Abstract

ABSTRACT Accounting information is vital for equity valuation. An issue that intrigues academic researchers, as well as investors and policy makers, is how equity value is related to accounting data. Ohlson (1995) developed a formal model that integrates earnings, equity book values and “other information component” via residual income valuation (RIM) and linear information dynamics (LIM) for valuing equity. Ohlson assumed the model to be linear and additive. However, in an important refinement of Ohlson's valuation model, Burgstahler and Dichev (1997) hypothesize and empirically provide evidence that the relationship between equity value and earnings and book value is non-linear based on the idea that firms have the option to discontinue unprofitable operations and adapt resources to alternative business uses.

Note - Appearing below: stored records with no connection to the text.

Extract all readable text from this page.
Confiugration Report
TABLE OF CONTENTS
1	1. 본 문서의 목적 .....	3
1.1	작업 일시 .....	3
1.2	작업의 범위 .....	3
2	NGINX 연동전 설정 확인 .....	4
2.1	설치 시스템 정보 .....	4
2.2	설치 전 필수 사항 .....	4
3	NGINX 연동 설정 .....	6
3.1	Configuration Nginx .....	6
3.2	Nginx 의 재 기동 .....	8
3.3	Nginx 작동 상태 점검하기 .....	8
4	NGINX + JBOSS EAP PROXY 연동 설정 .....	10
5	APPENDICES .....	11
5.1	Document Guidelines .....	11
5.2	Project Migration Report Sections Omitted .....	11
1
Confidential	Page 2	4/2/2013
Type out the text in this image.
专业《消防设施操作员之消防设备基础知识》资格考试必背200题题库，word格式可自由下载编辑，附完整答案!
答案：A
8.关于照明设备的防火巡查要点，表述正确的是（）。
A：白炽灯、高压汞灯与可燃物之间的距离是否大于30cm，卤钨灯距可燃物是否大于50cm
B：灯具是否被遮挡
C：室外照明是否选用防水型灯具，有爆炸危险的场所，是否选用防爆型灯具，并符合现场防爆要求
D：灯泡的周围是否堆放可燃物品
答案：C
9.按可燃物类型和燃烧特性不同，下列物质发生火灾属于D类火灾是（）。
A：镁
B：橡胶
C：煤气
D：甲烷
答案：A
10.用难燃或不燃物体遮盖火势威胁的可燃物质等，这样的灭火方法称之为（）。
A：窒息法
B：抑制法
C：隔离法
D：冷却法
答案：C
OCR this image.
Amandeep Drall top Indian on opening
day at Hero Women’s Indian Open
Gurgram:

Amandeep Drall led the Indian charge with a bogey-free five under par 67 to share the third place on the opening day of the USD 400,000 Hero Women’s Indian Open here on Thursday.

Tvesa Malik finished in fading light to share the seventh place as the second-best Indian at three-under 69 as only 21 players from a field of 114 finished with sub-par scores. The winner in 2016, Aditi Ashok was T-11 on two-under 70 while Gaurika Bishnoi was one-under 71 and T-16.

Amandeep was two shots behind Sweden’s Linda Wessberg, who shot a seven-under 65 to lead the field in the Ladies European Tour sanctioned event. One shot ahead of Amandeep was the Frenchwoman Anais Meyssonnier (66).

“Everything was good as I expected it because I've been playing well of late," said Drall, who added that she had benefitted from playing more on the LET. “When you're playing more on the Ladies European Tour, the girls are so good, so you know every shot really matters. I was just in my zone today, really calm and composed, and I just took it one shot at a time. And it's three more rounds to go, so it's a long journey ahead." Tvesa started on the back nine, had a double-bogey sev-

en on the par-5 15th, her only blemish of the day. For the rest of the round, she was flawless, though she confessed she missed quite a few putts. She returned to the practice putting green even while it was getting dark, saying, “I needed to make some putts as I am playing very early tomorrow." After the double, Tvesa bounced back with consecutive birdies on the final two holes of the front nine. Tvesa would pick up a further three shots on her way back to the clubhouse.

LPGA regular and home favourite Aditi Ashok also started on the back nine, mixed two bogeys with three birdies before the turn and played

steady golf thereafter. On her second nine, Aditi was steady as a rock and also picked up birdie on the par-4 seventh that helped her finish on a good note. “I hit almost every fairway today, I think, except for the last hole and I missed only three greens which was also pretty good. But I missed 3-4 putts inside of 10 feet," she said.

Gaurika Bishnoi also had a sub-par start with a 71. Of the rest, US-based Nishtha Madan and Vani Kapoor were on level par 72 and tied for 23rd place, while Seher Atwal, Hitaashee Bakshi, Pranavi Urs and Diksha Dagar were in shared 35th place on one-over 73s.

Burgstahler and Dichev find that the extent of association of equity value with earnings and book value is dependent on the level of the success of the firm. When the firm is “successful,” earnings is the more important determinant of equity value and when the firm is unsuccessful, book value is the more important determinant of equity value. Their empirical result was consistent with this proposition. The present study employs their methodology to evaluate whether the relationship between equity market value and accounting information departs from the linearity assumption in Japan. Using a large sample over a longer period of time, this study finds evidence that Burgstahler and Dichev's proposition also holds in Japan, although the result is weaker compared to U.S. result.